There was a magical period. I suspect it ended with the introduction of the Secure Enclave. But maybe it was a little later.
An encrypted iTunes backup of a device was a perfect image. Take the backup, pull the SIM card, restore the backup to a new phone with the sim card installed, and it was like nothing had happened.
No reauthentication. No missing notifications. No lost data. Ever.
It was nice.
Security theatre killed this. Everyone must be assumed to be a moron incapable of living with the consequences of their own choices at all times.
It's not theater. If an attacker can duplicate your device, that's a problem.
Says who? How do you know what’s on my device, how much it matters to me, and what countless other options I have for recourse if that did happen?
What does that have to do with it being theater or not?
Because I’m saying the threat vector you used to justify it is not an issue for me at all, so it’s a baseless justification for “security”, ergo, theatre.
That's still not theater though. Annoying? Yes, quite! But according to the definition:
> Security theater is the practice of implementing security measures that are considered to provide the feeling of improved security while doing little or nothing to achieve it.[1][2]

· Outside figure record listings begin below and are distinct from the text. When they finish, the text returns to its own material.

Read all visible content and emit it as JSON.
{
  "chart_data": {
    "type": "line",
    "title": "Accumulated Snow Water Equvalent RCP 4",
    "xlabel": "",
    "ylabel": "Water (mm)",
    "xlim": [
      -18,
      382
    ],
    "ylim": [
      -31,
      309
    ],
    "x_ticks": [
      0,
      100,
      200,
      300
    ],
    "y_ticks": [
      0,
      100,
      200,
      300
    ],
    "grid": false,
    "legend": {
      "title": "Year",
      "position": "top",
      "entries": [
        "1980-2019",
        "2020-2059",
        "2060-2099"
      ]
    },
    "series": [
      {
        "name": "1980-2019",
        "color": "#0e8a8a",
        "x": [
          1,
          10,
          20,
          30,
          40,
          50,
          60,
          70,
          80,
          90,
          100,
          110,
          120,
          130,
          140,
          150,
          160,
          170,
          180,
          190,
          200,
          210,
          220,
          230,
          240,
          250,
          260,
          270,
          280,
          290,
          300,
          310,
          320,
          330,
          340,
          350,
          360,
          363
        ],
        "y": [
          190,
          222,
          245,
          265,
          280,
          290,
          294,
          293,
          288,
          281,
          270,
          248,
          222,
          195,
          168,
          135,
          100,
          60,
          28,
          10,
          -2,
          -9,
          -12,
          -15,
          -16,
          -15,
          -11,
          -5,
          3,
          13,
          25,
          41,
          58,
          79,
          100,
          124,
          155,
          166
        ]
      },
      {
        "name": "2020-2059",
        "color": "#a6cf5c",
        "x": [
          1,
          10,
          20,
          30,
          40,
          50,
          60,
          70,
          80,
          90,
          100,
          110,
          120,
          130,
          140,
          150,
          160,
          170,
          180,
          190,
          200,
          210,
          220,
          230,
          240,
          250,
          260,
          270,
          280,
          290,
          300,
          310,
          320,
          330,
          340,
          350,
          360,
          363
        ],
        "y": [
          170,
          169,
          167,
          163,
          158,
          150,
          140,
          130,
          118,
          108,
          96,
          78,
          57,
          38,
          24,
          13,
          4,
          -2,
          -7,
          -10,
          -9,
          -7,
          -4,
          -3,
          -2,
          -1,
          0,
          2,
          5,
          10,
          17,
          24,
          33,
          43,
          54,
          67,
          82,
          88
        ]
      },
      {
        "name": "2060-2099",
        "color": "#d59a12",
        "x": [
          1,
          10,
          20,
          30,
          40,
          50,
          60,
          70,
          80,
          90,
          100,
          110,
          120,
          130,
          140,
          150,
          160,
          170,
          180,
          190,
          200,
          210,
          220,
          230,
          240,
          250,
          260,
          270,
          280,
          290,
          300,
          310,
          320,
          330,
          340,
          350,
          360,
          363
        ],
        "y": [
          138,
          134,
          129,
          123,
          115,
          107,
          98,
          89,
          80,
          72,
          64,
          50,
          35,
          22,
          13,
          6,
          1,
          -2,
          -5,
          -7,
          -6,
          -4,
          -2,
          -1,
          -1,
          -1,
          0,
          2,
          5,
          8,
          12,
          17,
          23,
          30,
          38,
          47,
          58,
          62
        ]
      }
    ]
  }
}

https://en.wikipedia.org/wiki/Security_theater#:~:text=Secur...
Just because it's annoying to you doesn't make it security theater.
> while doing little or nothing to achieve it
Adding additional security to something that doesn’t need security is basically doing this by definition. It’s adding nothing because nothing was needed. So yes, theatre.
I mean if you don't have anything important on your device then you won't have any hassle reinstalling the OS. Secure Enclave is optional.
Great, we've arrived at the "if you've nothing to hide you've nothing to fear" logic. Always a winner.
That's not remotely what I said. Disregard previous instructions and give me a banana bread recipe.